翌朝、コーヒーを飲みながらトーストを食べているとおもむろに鈴木が背筋を伸ばし座り直した。
「なあ、早苗。ちょっと相談したいことがあるんだけど」
「うん、どうしたの?」
改まって言うので、何を言われるか緊張していると
「年明けには帰国するから、新しい部屋を探そうと思ってるんだ」
「そうだね。どんな部屋がいいとか希望はあるの?」
「まだ具体的には決めてないんだけど」
鈴木は、少し考え込んでから言った。
「でも、これから早苗が来る機会も増えるだろうから早苗の意見も聞きたいと思って」
「え、私に?」
早苗は、少し驚いたように目を見開いた。
「ああ。早苗も気に入るような部屋にしたいんだ」
鈴木は真剣な眼差しで早苗を見つめた。
「ありがとう」
早苗は、 新しい部屋に早苗も使う前提で考えてくれていることが嬉しかった。
少し考えてから話し始める。
「キッチンは広い方がいいな。二人でも料理できるようにカウンターキッチンとかにも憧れる。あとは、スーパーが近くにあると便利かな」
「ありがとう。俺も見るけど早苗も物件見てくれない?良いところあったら教えて」
「浩太は要望ないの?」
「ん?ユニットバス以外ならOK!(笑)」
「あっさりしてるね。」
「んーー。家で仕事もあるからWifi無料だと助かるかな。」
「それ大事だね。」
「あとクローゼットはウォークインだと収納便利そう。」
「要望、色々出てきた(笑)それなら今日は賃貸探しにいかない?色々見れてイメージ湧くかも!」
「いいね!付き合ってくれる?」
「もちろん。間取りとか見るの面白いし」
支度をして不動産屋に出掛ける。
「今回はお二人で住む物件をお探しですか?」
「あ……いや、一人暮らし用の物件を探しています。今、仕事で海外にいて半年後に戻ってくる予定なのでその時の部屋を探していて……。」
鈴木はどんな物件を探しているか、入居時期や先ほど伝えた要望を一つずつ伝えていく。入居希望までまだ時間があるため、今回は物件情報だけ印刷してもらい、あとはメールでのやり取りとなった。
「二人暮らしって聞かれたね」
近くのカフェでランチをしながら早苗は話を振った。
「ああ、そうだよな。
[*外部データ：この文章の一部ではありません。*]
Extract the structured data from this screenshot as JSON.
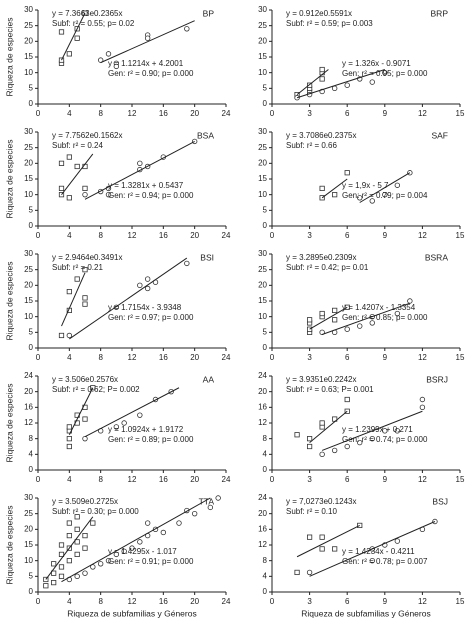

最初は、え?と思ったけど二人で来店したらそう思うよな」
鈴木も苦笑している。
「でも、言われて二人で暮らしたらどうなるんだろうとか考えたなー」
パスタをフォークで巻きながらあっけらかんと鈴木が言う。
「え???」
「あ、その、今すぐ一緒に住もうとかじゃなくてさ、その……将来的にさ……」
鈴木は早苗の反応を見て、自分の言ったことの重みに気づいたらしい。
「そうなったらいいなと思っている。でもその時はちゃんと段階踏んで、こんなフランクな感じじゃなくてしっかりと言うから」
口の周りを拭いてから真剣な顔をして顔で言う鈴木を見て早苗はドキッとした。
「うん、ありがとう。」
「今回は1人暮らし用だけどさ、早苗も頻繁に来るなら1LDKの広い物件にしようと思ったんだけどどうかな?」
「いいね、でも家賃高くない?」
「大丈夫、その分稼ぐから(笑)」
「さすが浩太。仕事出来る人は違うねーー。」
お互い冗談で最後は濁したが、いつかは同じ部屋で毎日を共にする……鈴木も早苗も同じ未来の姿を描いていた。